Pretoria- A monitoring and evaluation tradition needs to emerge in Africa, which will be sensitive to the continent’s changing environment and development needs.
According to the Ministry for Performance Monitoring and Evaluation, this system should also be sensitive to African traditions so that advances can be achieved by working with local realities.
Until recently, monitoring and evaluation practices in most African countries have been driven by accountability requirements of donors which has not always addressed African development questions or invoked indigenous ways of seeing things.
Few African countries are already using the African Peer Review Mechanism (APRM) where a country voluntarily subjects itself to a review by peers in the areas of democracy and political governance; economic governance and management; corporate governance as well as socio-economic development.
Speaking at the African Monitoring and Evaluation workshop attended by representatives from Kenya, Uganda, Burundi, Benin, Ghana, and Senegal in Pretoria, Deputy Minister in the Presidency, Obed Bapela, said as the demands for development are changing, performance monitoring and evaluation must adequately respond to change.
Speaking on behalf of the Minister for Performance Monitoring and Evaluation, Collins Chabane, Bapela said new forms of marginalisation in an increasingly urbanised continent would soon become visible.
This he said may require new solutions which would be understood regionally, rather than just nationally or locally.

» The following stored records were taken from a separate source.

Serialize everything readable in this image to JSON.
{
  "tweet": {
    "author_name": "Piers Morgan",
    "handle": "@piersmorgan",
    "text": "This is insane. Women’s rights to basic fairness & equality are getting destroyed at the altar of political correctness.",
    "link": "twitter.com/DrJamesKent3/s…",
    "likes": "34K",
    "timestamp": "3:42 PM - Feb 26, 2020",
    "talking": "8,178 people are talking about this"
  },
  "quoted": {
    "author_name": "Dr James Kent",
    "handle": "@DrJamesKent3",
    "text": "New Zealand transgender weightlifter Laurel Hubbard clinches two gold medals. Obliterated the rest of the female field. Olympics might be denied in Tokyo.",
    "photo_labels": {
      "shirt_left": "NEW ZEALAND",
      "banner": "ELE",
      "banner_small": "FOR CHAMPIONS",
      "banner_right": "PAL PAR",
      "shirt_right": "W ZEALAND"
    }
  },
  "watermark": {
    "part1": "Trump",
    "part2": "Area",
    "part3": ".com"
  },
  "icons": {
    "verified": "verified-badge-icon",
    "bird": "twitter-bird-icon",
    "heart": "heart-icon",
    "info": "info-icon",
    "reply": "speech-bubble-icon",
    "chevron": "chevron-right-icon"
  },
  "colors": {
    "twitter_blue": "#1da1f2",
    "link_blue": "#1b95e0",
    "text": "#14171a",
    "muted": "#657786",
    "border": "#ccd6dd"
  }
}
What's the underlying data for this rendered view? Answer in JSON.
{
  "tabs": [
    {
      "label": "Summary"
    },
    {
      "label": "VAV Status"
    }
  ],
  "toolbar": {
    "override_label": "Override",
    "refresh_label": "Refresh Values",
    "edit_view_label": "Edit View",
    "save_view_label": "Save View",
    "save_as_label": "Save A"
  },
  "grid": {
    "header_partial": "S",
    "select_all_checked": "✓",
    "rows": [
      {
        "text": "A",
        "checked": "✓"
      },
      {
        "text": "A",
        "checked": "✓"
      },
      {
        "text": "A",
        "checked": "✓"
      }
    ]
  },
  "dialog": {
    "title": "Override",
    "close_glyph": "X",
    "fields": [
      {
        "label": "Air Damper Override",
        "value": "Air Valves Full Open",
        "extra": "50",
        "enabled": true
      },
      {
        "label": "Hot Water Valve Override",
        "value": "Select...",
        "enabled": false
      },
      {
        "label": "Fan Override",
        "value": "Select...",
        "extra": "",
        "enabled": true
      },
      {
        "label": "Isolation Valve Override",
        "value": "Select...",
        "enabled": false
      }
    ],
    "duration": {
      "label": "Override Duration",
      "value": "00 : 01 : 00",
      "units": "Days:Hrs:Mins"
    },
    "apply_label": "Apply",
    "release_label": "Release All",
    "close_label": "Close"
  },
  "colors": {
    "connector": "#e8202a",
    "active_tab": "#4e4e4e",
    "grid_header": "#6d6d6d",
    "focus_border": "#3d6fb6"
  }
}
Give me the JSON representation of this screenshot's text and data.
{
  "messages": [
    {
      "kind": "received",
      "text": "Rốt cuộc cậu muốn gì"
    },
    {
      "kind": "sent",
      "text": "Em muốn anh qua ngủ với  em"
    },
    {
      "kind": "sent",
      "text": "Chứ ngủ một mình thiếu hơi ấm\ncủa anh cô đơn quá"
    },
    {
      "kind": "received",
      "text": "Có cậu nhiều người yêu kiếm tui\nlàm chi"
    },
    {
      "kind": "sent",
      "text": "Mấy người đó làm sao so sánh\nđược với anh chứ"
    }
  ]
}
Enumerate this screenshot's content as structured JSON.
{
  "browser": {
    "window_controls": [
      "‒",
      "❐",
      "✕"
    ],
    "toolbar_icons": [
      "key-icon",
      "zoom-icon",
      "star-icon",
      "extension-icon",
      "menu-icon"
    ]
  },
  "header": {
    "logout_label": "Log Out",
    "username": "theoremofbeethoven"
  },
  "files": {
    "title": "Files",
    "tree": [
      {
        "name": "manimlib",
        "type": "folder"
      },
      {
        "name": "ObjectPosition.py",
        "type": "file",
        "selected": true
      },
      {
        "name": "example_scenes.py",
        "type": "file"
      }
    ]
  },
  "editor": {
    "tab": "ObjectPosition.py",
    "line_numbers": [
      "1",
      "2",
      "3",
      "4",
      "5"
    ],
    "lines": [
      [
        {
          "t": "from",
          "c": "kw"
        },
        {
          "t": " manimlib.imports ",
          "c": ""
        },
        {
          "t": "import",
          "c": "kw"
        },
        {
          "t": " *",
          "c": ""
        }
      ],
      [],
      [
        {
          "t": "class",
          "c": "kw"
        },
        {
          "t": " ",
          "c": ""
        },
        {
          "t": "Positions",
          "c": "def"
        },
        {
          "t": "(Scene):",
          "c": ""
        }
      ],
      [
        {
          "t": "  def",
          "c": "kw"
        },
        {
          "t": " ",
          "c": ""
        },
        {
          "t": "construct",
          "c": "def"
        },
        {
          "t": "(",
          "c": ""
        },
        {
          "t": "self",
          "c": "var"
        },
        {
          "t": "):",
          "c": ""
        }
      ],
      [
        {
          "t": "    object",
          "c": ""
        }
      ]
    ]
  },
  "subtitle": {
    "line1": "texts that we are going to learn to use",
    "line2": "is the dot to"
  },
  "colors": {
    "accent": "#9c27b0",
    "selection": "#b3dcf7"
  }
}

There would also be a need to shift focus from inputs- budgets, personnel and equipment to managing for outcomes, which would bring much needed change to ordinary people.
“It is hence my sincere hope that this is the start of an on-going conversation between our countries about how we make performance monitoring and evaluation not an administrative burden, but a way to ensure a continuous improvement in our public services. A way also to make greater impacts on our citizens and better value for money from government expenditure,” Bapela told the workshop.
Sharing South Africa’s journey since the introduction of the performance monitoring and evaluation from the 2009 Green Paper on improving government performance to the non-negotiables to 12 government outcomes and non-cooperation from some officials and unannounced visits to points of delivery among others, Bapela said the only way to forge ahead was through honest and frank analysis of the challenges.
He said rather than glossy pictures that most organisational reports paint, it was only through honesty that we can face common challenges and learn how to do things in a better way.
He said he hoped the three-day workshop will come out with constructive and critical solutions on how performance monitoring and evaluation can be improved by learning from each other’s mistakes and experiences so that others do not reinvent the wheel.